Tuesday, April 7th, 2009

January 20, 2009 Ed Cartoon

As the North American economy continues to slide and entry-level jobs become scarcer by the day, Canadian post-secondary institutions are bracing themselves for an increase in both undergraduate and graduate student applications. The University of Toronto has already incurred a nine per cent increase in post-graduate applications over previous years and other Ontario schools are expecting a similar rise in all disciplines of study.

Does this increase in applications mean hesitant undergraduates are choosing to advance their education in hopes of escaping the inevitability of the ‘real world?’ If so, is now the time to take on greater financial burden in the form of more tuition? Or is it just that undergraduates feel a bachelor degree alone is simply not enough to stand out to potential employers anymore?

The comical assumption is the majority of students " particularly those enrolled in the social science and arts disciplines " have a measure of apprehension in entering a competitive job market. Considering the present economy, there may indeed be a greater measure of truth in this assertion.
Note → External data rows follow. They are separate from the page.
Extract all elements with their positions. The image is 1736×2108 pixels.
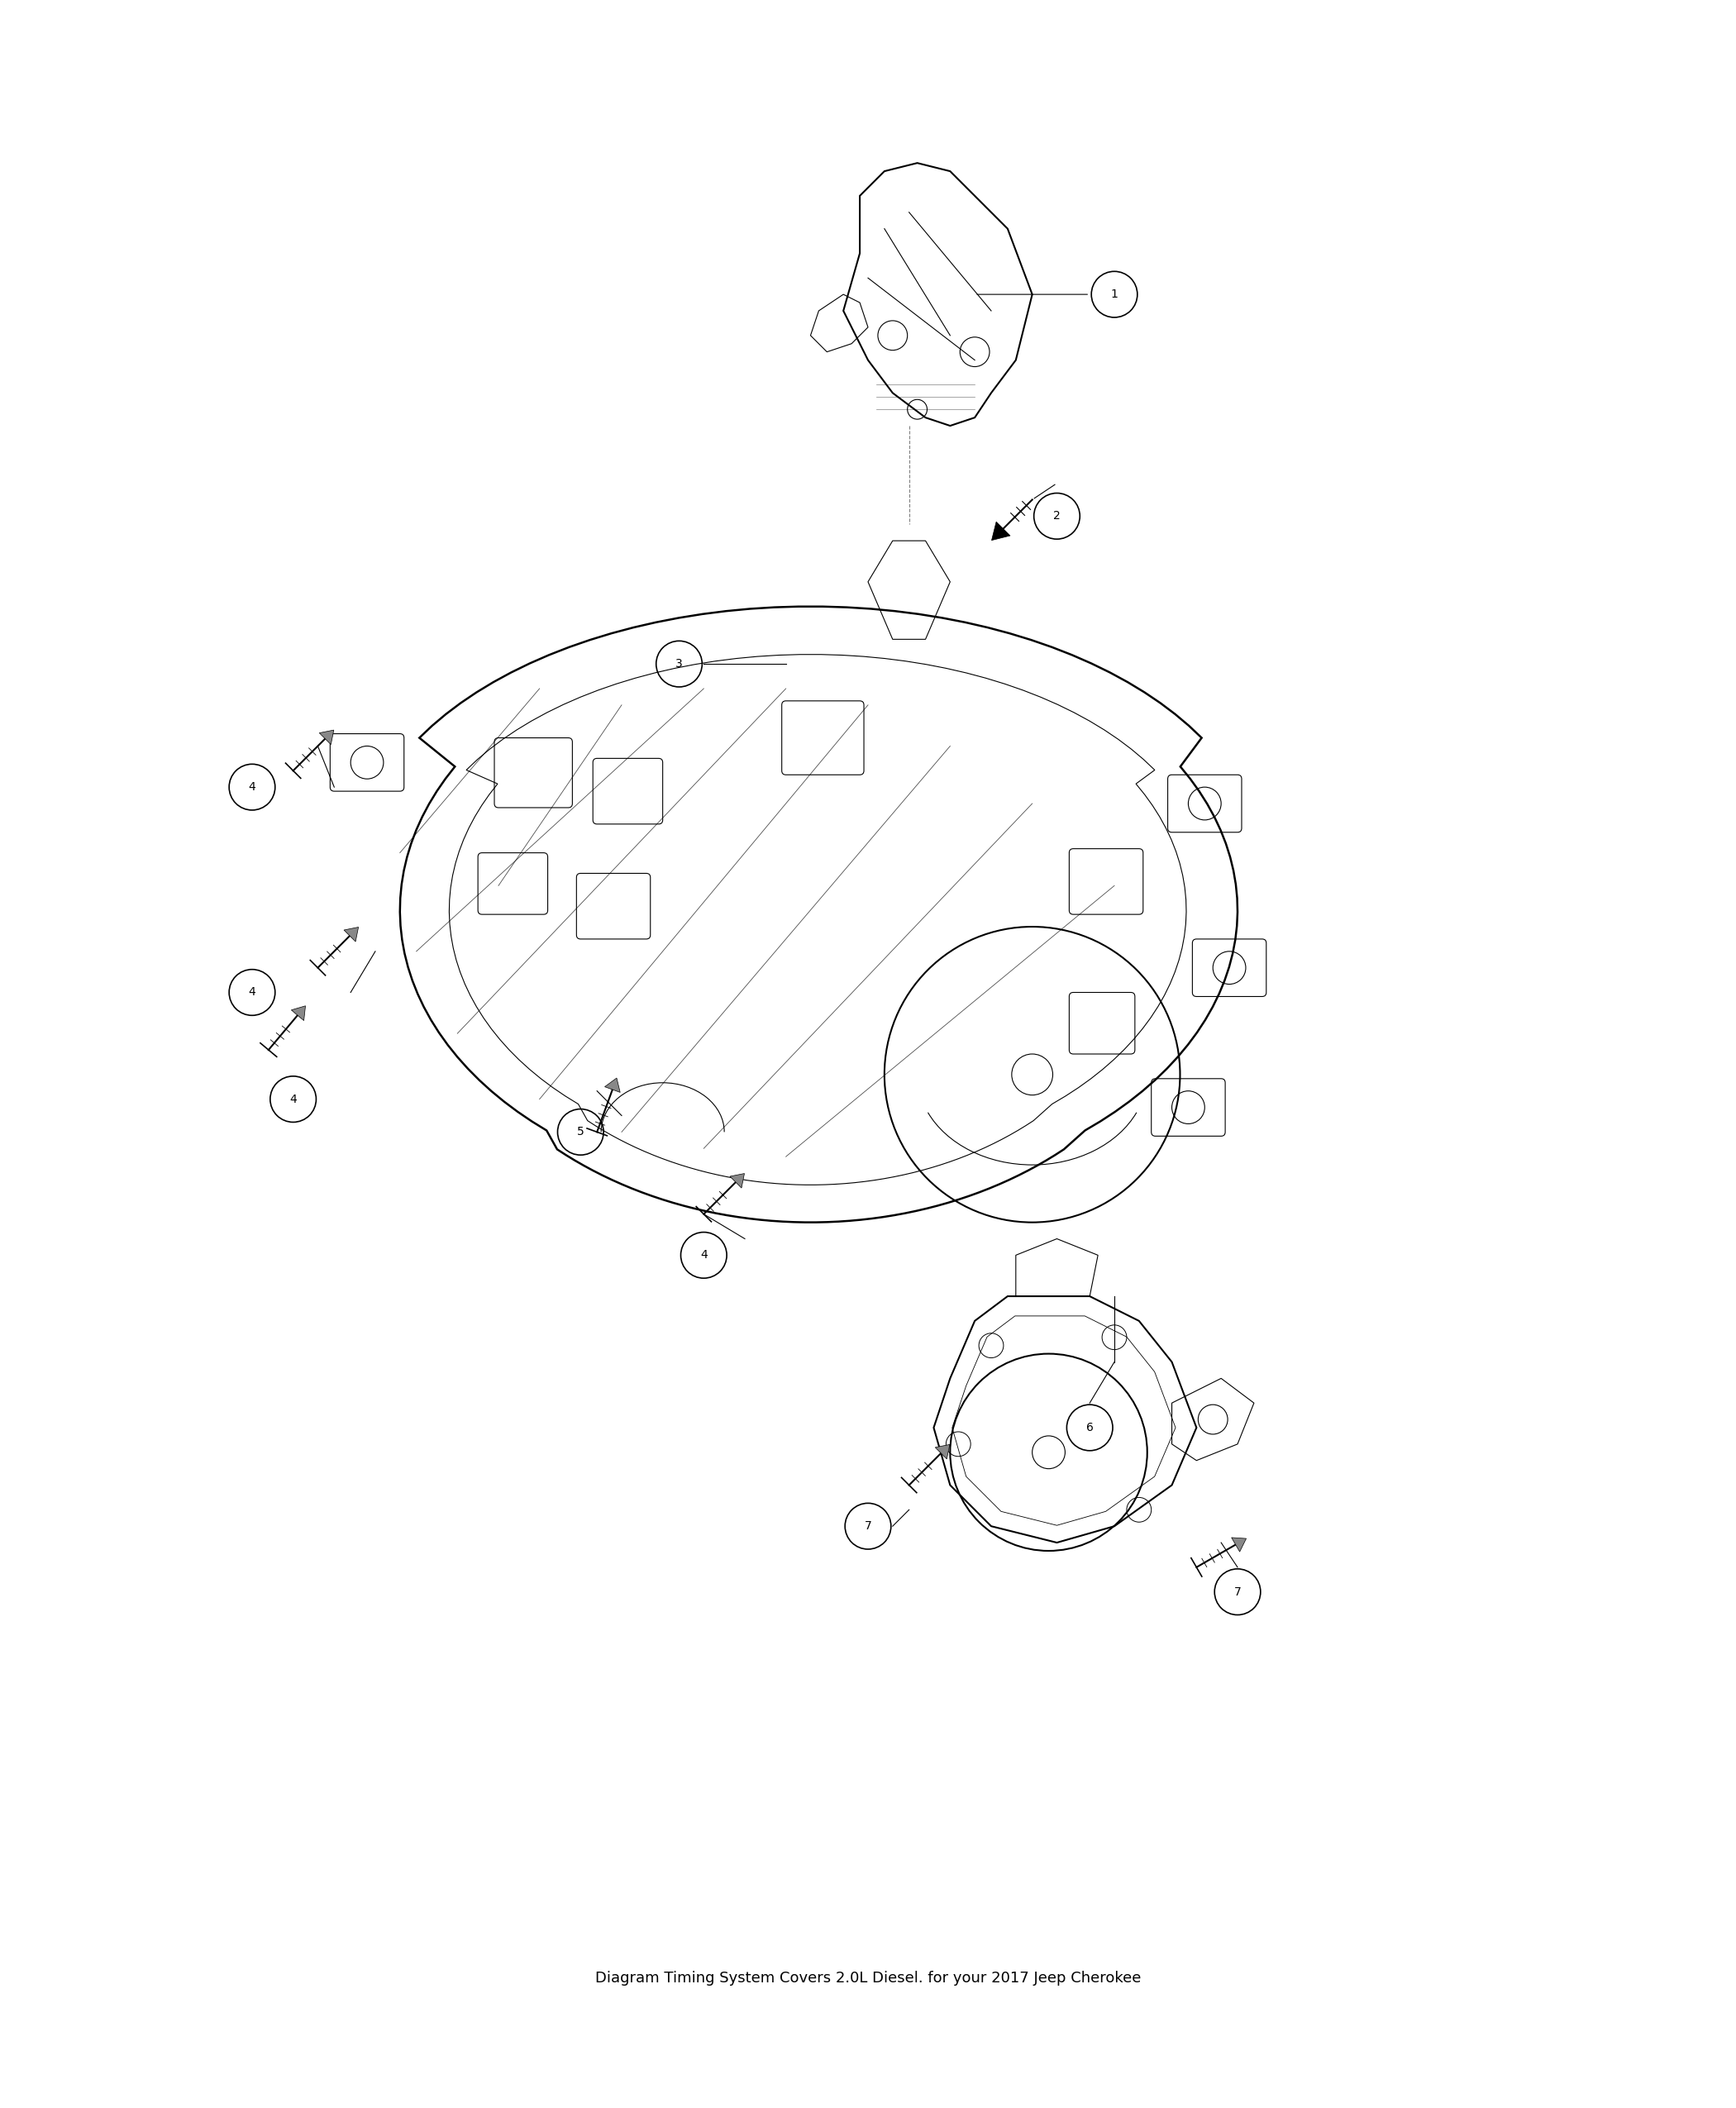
Polygon shape bbox=[936, 1444, 950, 1459]
Text: 4: 4 bbox=[700, 1250, 707, 1261]
Text: 7: 7 bbox=[865, 1520, 871, 1533]
Text: 2: 2 bbox=[1054, 510, 1061, 523]
Polygon shape bbox=[604, 1077, 620, 1092]
Text: 4: 4 bbox=[290, 1094, 297, 1105]
Text: Diagram Timing System Covers 2.0L Diesel. for your 2017 Jeep Cherokee: Diagram Timing System Covers 2.0L Diesel… bbox=[595, 1971, 1141, 1986]
Text: 1: 1 bbox=[1111, 289, 1118, 299]
Polygon shape bbox=[729, 1174, 745, 1189]
Text: 4: 4 bbox=[248, 782, 255, 793]
Text: 7: 7 bbox=[1234, 1585, 1241, 1598]
Text: 5: 5 bbox=[576, 1126, 585, 1138]
Polygon shape bbox=[1231, 1537, 1246, 1551]
Polygon shape bbox=[344, 928, 358, 942]
Text: 3: 3 bbox=[675, 658, 682, 670]
Polygon shape bbox=[319, 729, 333, 744]
Polygon shape bbox=[292, 1006, 306, 1020]
Polygon shape bbox=[991, 523, 1010, 540]
Text: 4: 4 bbox=[248, 987, 255, 999]
Text: 6: 6 bbox=[1087, 1423, 1094, 1433]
Regardless of the economic state employers are expecting a higher level of education from their applicant pool than they did a generation ago. With the increasing number of people graduating with a bachelor degree, it may seem a logical conclusion that today’s student may feel a post-graduate education would set them apart from the competition.

In facing one of the most competitive job markets in recent memory, employers will certainly be looking not only at the educational accomplishments of applicants, but at other measures of qualification, such as participation in relevant extra-curricular activities " an intangible part of a post-secondary education that too many students forego in their pursuit of academic excellence.

In a cruel twist of fate, this surge in applications comes at a time when securing educational financing is becoming an increasingly difficult task. Financing terms from most national institutions are nowhere near as appealing as they were in the past and two years of post-graduate tuition comes with a daunting price tag.

There is no arguing the expectations of today’s graduates are as high as they have ever been and the dramatic rise in applications is representative of students’ understanding of this. As well, the rise in applications demonstrates that students feel the financial cost is well worth the potential advantage they will hold following graduation.

Indeed, procuring an advanced education " complimented by the benefits of a well rounded university experience " is not only worth the financial burden, but is most likely the best form of preparation for the current job market and the ever daunting world of ‘reality.’